On average, the fee supplement in Flemish hospitals is 153 percent, according to the Vlaams & Neutraal Ziekenfonds, which collected the figures in January 2023. “But there are big differences between them,” says Jürgen Constandt. For example, three West Flemish hospitals charge a supplement of up to 100 percent, while ten hospitals – including the university ones – charge up to 200 percent extra. “A few years ago the average supplement was still 120 percent, today it is more than a quarter. Hospitals are struggling with underfunding and increasing costs for personnel and materials, but why one hospital gets by with a 100 percent supplement while another invoices double, that is not always objectively explained.”

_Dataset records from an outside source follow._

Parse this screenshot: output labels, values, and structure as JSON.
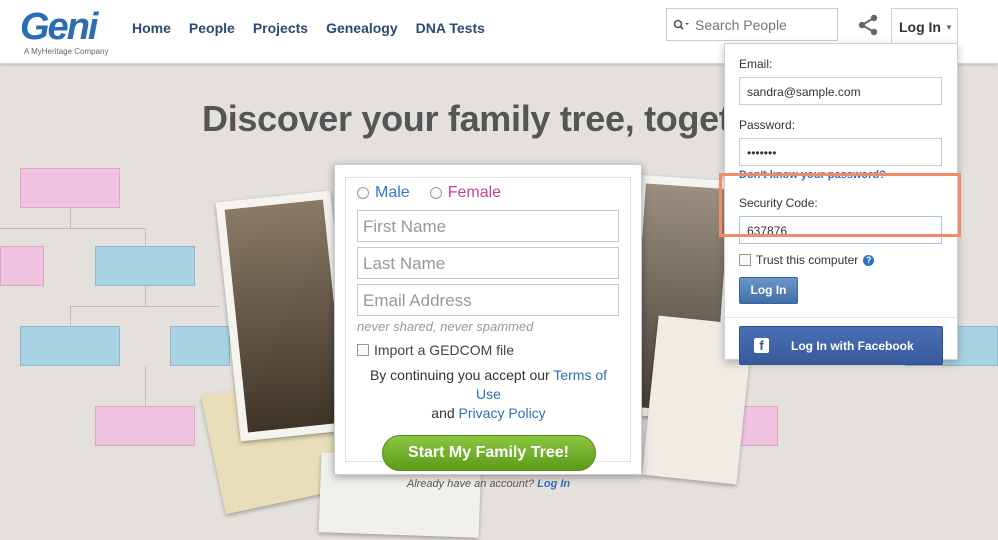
{
  "logo": {
    "word": "Geni",
    "tagline": "A MyHeritage Company"
  },
  "nav": {
    "items": [
      "Home",
      "People",
      "Projects",
      "Genealogy",
      "DNA Tests"
    ]
  },
  "search": {
    "placeholder": "Search People",
    "icon": "search-icon"
  },
  "header": {
    "login_label": "Log In"
  },
  "hero": {
    "headline": "Discover your family tree, toget"
  },
  "signup": {
    "male_label": "Male",
    "female_label": "Female",
    "first_name_placeholder": "First Name",
    "last_name_placeholder": "Last Name",
    "email_placeholder": "Email Address",
    "email_hint": "never shared, never spammed",
    "gedcom_label": "Import a GEDCOM file",
    "terms_prefix": "By continuing you accept our",
    "terms_link": "Terms of Use",
    "terms_and": "and",
    "privacy_link": "Privacy Policy",
    "start_button": "Start My Family Tree!",
    "already_text": "Already have an account?",
    "already_link": "Log In"
  },
  "login_dropdown": {
    "email_label": "Email:",
    "email_value": "sandra@sample.com",
    "password_label": "Password:",
    "password_value": "•••••••",
    "forgot_link": "Don't know your password?",
    "security_label": "Security Code:",
    "security_value": "637876",
    "trust_label": "Trust this computer",
    "help_icon": "question-icon",
    "login_button": "Log In",
    "facebook_button": "Log In with Facebook",
    "facebook_icon": "facebook-icon"
  },
  "colors": {
    "brand": "#2a6db5",
    "highlight": "#f08b6b",
    "start_green": "#6fad26",
    "facebook": "#3b5998"
  }
}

And then we can’t complain

There are not only local differences, there are also regional ones. The Brussels Region shoots the main bird with an average fee supplement of 270 percent. “A supplement of 300 percent – ​​that is, for a good understanding, four times the official INAMI rate – is even the norm in eight of the eleven Brussels institutions. In Wallonia, too, patients who opt for a single room pay considerably more: an average of 212 percent.” There is only one hospital that is still satisfied with a supplement of 100 percent, that of Mouscron, while the patient in three institutions has to cough up to 300 percent more.

If you want to avoid such supplements, it is best to opt for a double or multiple room, “especially when it comes to an intervention in a day clinic,” says the VNZ chairman. “If you still want a single room, check whether your hospitalization insurance – through your health insurance fund, your employer or a private insurer – covers the fee supplements, how much you have to pay yourself as a deductible and how high the cover is: some only pay up to 100 percent, for example. If your hospital then charges a 150 percent supplement, you will have to pay 50 percent. That is why comparison with other hospitals in the area never hurts.”